Well, the recession talk has ramped up because central bankers have done such a good job in convincing us they are unafraid to choose inflation-fighting over growth support. US Federal Reserve (Fed) Chair Jay Powell confirmed it will keep raising rates until inflation is back under control. But this tough talk is not just confined to the Fed. Here in the UK, the Bank of England (BoE) Governor Andrew Bailey has been describing “apocalyptic” conditions, while Chief Economist Huw Pill’s belief that inflation won’t be brought under control before the end of the year tells us of similar determination.

As we discuss in a separate article this week, such verbal machismo by central bankers, threatening worse to come (unless we cut back spending and/or refrain from asking for pay rises), may be considered by central banks as a more effective short-term strategy to fight inflation by curbing consumer demand than the more blunt and time lagging instrument of a raft of rate hikes.

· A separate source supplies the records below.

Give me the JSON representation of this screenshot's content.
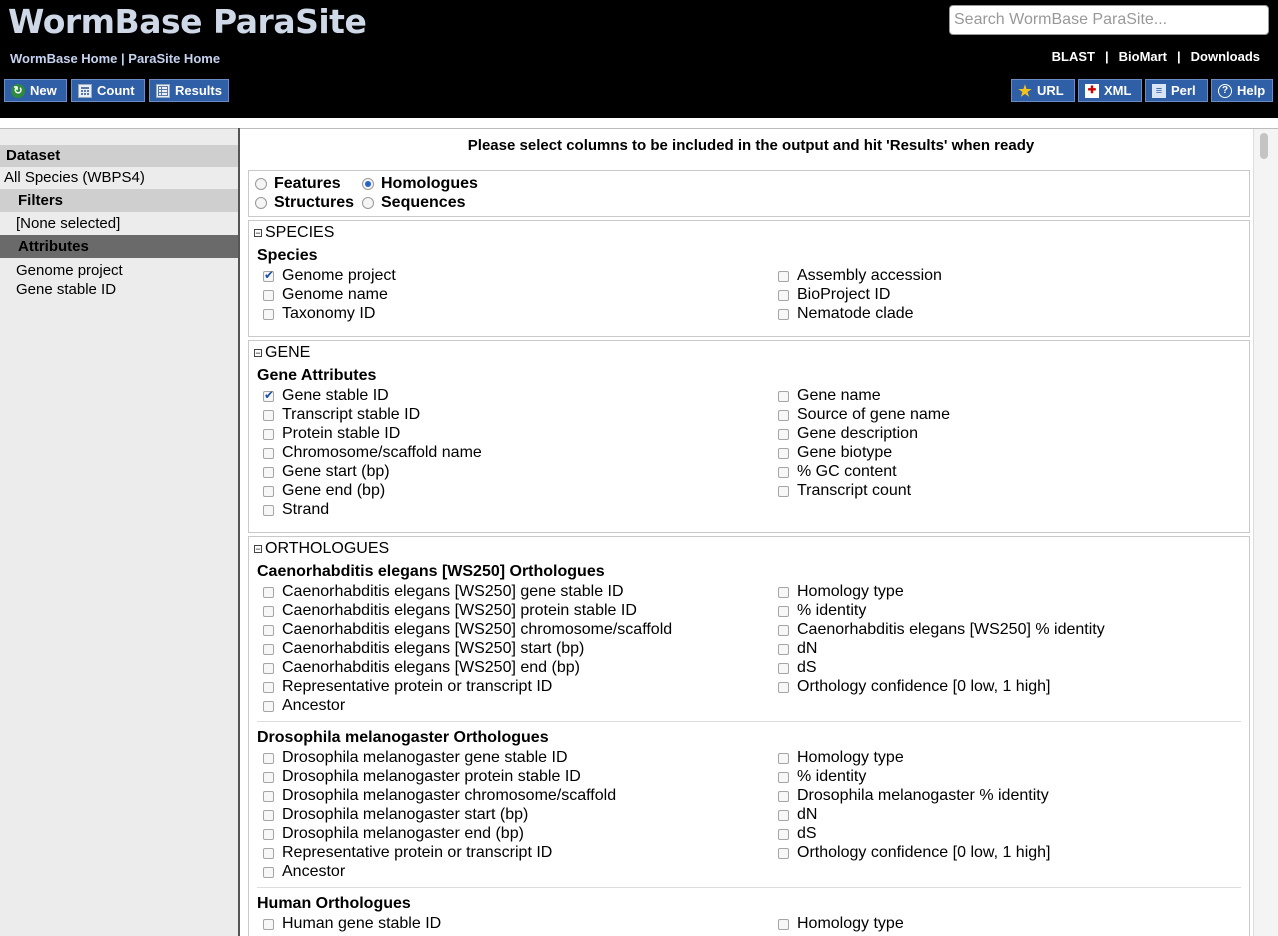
{
  "header": {
    "logo": "WormBase ParaSite",
    "links": [
      "WormBase Home",
      "ParaSite Home"
    ],
    "search_placeholder": "Search WormBase ParaSite...",
    "right_links": [
      "BLAST",
      "BioMart",
      "Downloads"
    ],
    "buttons_left": [
      "New",
      "Count",
      "Results"
    ],
    "buttons_right": [
      "URL",
      "XML",
      "Perl",
      "Help"
    ]
  },
  "sidebar": {
    "dataset_label": "Dataset",
    "dataset_value": "All Species (WBPS4)",
    "filters_label": "Filters",
    "filters_value": "[None selected]",
    "attributes_label": "Attributes",
    "attribute_items": [
      "Genome project",
      "Gene stable ID"
    ]
  },
  "main": {
    "instruction": "Please select columns to be included in the output and hit 'Results' when ready",
    "page_types": [
      {
        "label": "Features",
        "selected": false
      },
      {
        "label": "Homologues",
        "selected": true
      },
      {
        "label": "Structures",
        "selected": false
      },
      {
        "label": "Sequences",
        "selected": false
      }
    ],
    "sections": {
      "species": {
        "title": "SPECIES",
        "group": "Species",
        "left": [
          {
            "label": "Genome project",
            "checked": true
          },
          {
            "label": "Genome name",
            "checked": false
          },
          {
            "label": "Taxonomy ID",
            "checked": false
          }
        ],
        "right": [
          {
            "label": "Assembly accession",
            "checked": false
          },
          {
            "label": "BioProject ID",
            "checked": false
          },
          {
            "label": "Nematode clade",
            "checked": false
          }
        ]
      },
      "gene": {
        "title": "GENE",
        "group": "Gene Attributes",
        "left": [
          {
            "label": "Gene stable ID",
            "checked": true
          },
          {
            "label": "Transcript stable ID",
            "checked": false
          },
          {
            "label": "Protein stable ID",
            "checked": false
          },
          {
            "label": "Chromosome/scaffold name",
            "checked": false
          },
          {
            "label": "Gene start (bp)",
            "checked": false
          },
          {
            "label": "Gene end (bp)",
            "checked": false
          },
          {
            "label": "Strand",
            "checked": false
          }
        ],
        "right": [
          {
            "label": "Gene name",
            "checked": false
          },
          {
            "label": "Source of gene name",
            "checked": false
          },
          {
            "label": "Gene description",
            "checked": false
          },
          {
            "label": "Gene biotype",
            "checked": false
          },
          {
            "label": "% GC content",
            "checked": false
          },
          {
            "label": "Transcript count",
            "checked": false
          }
        ]
      },
      "orthologues": {
        "title": "ORTHOLOGUES",
        "groups": [
          {
            "title": "Caenorhabditis elegans [WS250] Orthologues",
            "left": [
              "Caenorhabditis elegans [WS250] gene stable ID",
              "Caenorhabditis elegans [WS250] protein stable ID",
              "Caenorhabditis elegans [WS250] chromosome/scaffold",
              "Caenorhabditis elegans [WS250] start (bp)",
              "Caenorhabditis elegans [WS250] end (bp)",
              "Representative protein or transcript ID",
              "Ancestor"
            ],
            "right": [
              "Homology type",
              "% identity",
              "Caenorhabditis elegans [WS250] % identity",
              "dN",
              "dS",
              "Orthology confidence [0 low, 1 high]"
            ]
          },
          {
            "title": "Drosophila melanogaster Orthologues",
            "left": [
              "Drosophila melanogaster gene stable ID",
              "Drosophila melanogaster protein stable ID",
              "Drosophila melanogaster chromosome/scaffold",
              "Drosophila melanogaster start (bp)",
              "Drosophila melanogaster end (bp)",
              "Representative protein or transcript ID",
              "Ancestor"
            ],
            "right": [
              "Homology type",
              "% identity",
              "Drosophila melanogaster % identity",
              "dN",
              "dS",
              "Orthology confidence [0 low, 1 high]"
            ]
          },
          {
            "title": "Human Orthologues",
            "left": [
              "Human gene stable ID"
            ],
            "right": [
              "Homology type"
            ]
          }
        ]
      }
    }
  }
}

This is where economists and institutional investors may be taking their relative positivity from – the falling prospect of persistent rate rises and thereby the risk of recession which would pull the rug from under corporate earnings growth. The headline inflation figures may have been a shock for the general public, but were widely expected by markets, and therefore priced in. The fact that inflation numbers did not overshoot expectations, and were very clearly driven by quite explicit components (rather than being structural) was enough to lower recession expectations. These expectations are often best taken from the yield premium that the lowest-quality corporate borrowers must pay for their finance. After rising sharply over the past four weeks, there has been little indication of this yield premium going up further this week.

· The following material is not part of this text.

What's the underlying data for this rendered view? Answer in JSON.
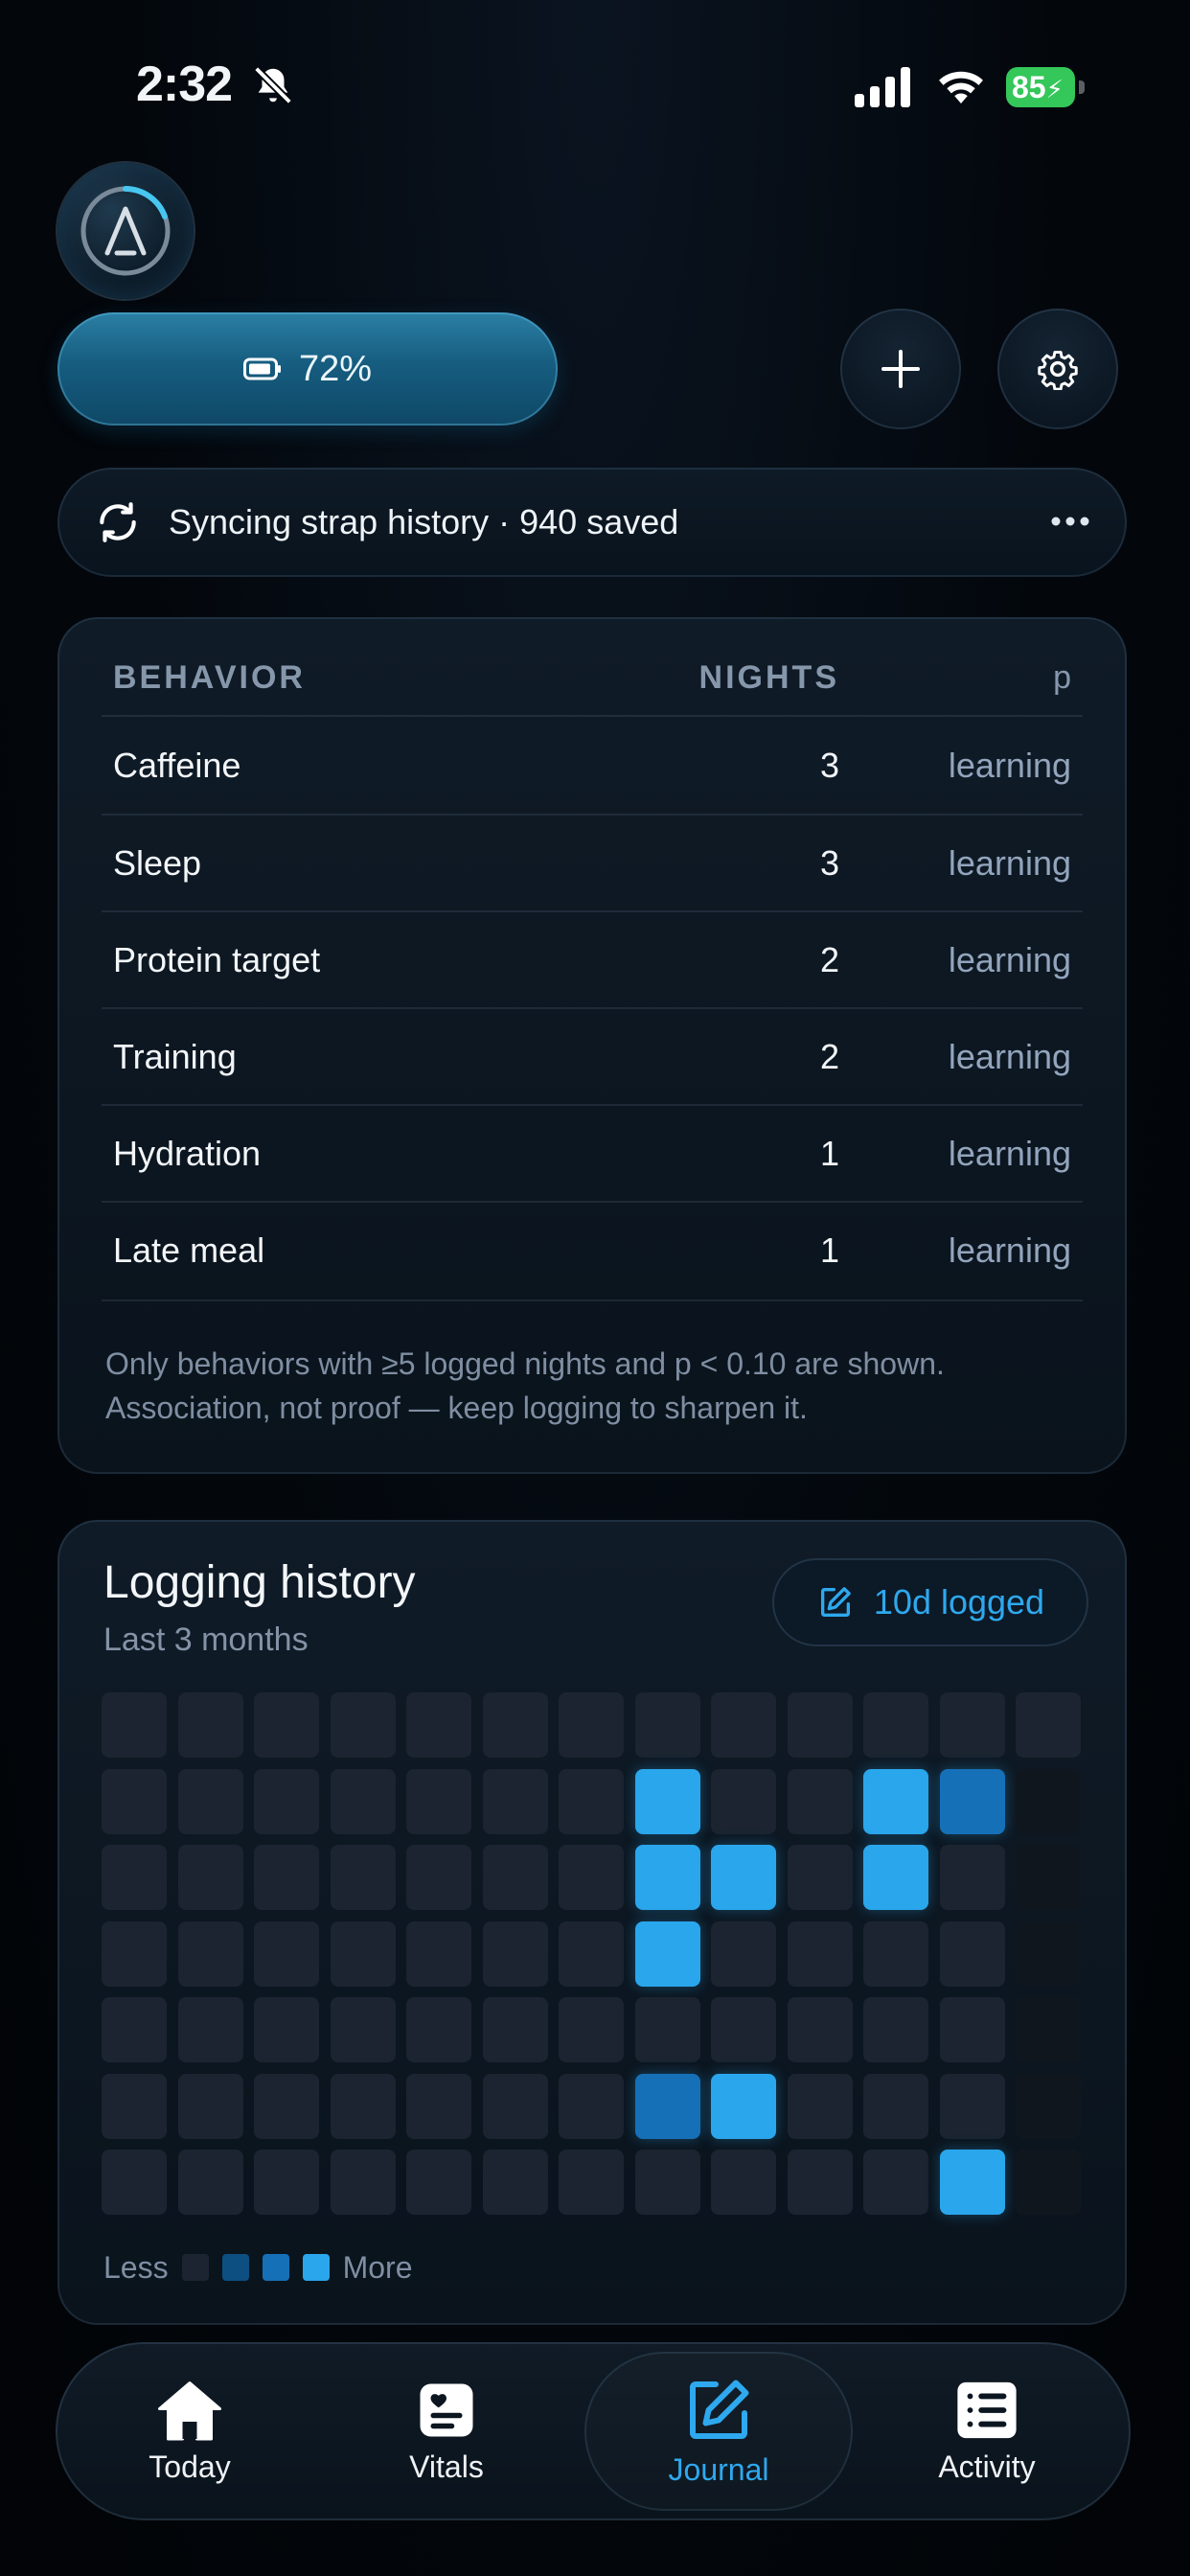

So, is Huw Pill mistaken in his belief that inflation will continue to rise (and thereby force the BoE into more painful rate rises)? It bears repeating that this inflation episode is driven by supply disruptions and Russia’s war on Ukraine leading to demand exceeding supply. Meanwhile, the labour market is very tight and consumers are willing to accept higher prices for non-essential goods while they still have excess savings from the pandemic. This has created the real risk of inflation once again turning structural, which explains the fervour from central banker.

While no one can know where Russia’s war will lead, we note that energy capacity and food supplies from other global regions are being redirected. For example, this week led to the UK having more liquified natural gas coming in than can be stored, used or passed on to the continent. High prices create powerful incentives in a market economy, and this is no exception. Another is the incentive for the Chinese leadership to regain the economic initiative, after their ‘Zero-COVID’ strategy blunders left China seriously behind its growth targets. President Xi’s government just announced a significant stimulus programme aimed at creating jobs by increasing manufacturing capacity. In the past this increase in supply has had a deflationary impact on global markets in finished goods.

It seems that the aggressive messaging from central bankers has been successful in driving down demand while global supply issues can be expected to continue to resolve. The European gas price issue may not be solvable before winter, but recent redirection efforts indicate that the longer-term fallout may be less than feared, while also stoking economic activity to prove to Vladimir Putin that Russia’s energy exports are not indispensable.

The continuation of last week’s story – of falling market implied inflation expectations that have taken bond yields down with them – has offered some evidence that the stagflation scare we read about in the media is mostly that. The price pressures we are all experiencing are unpleasant, but the economic and financial backdrop has much stronger parallels with the price pressures the US experienced just before the onset of the ‘Golden Fifties’, than the dire stagflation of the 1970s.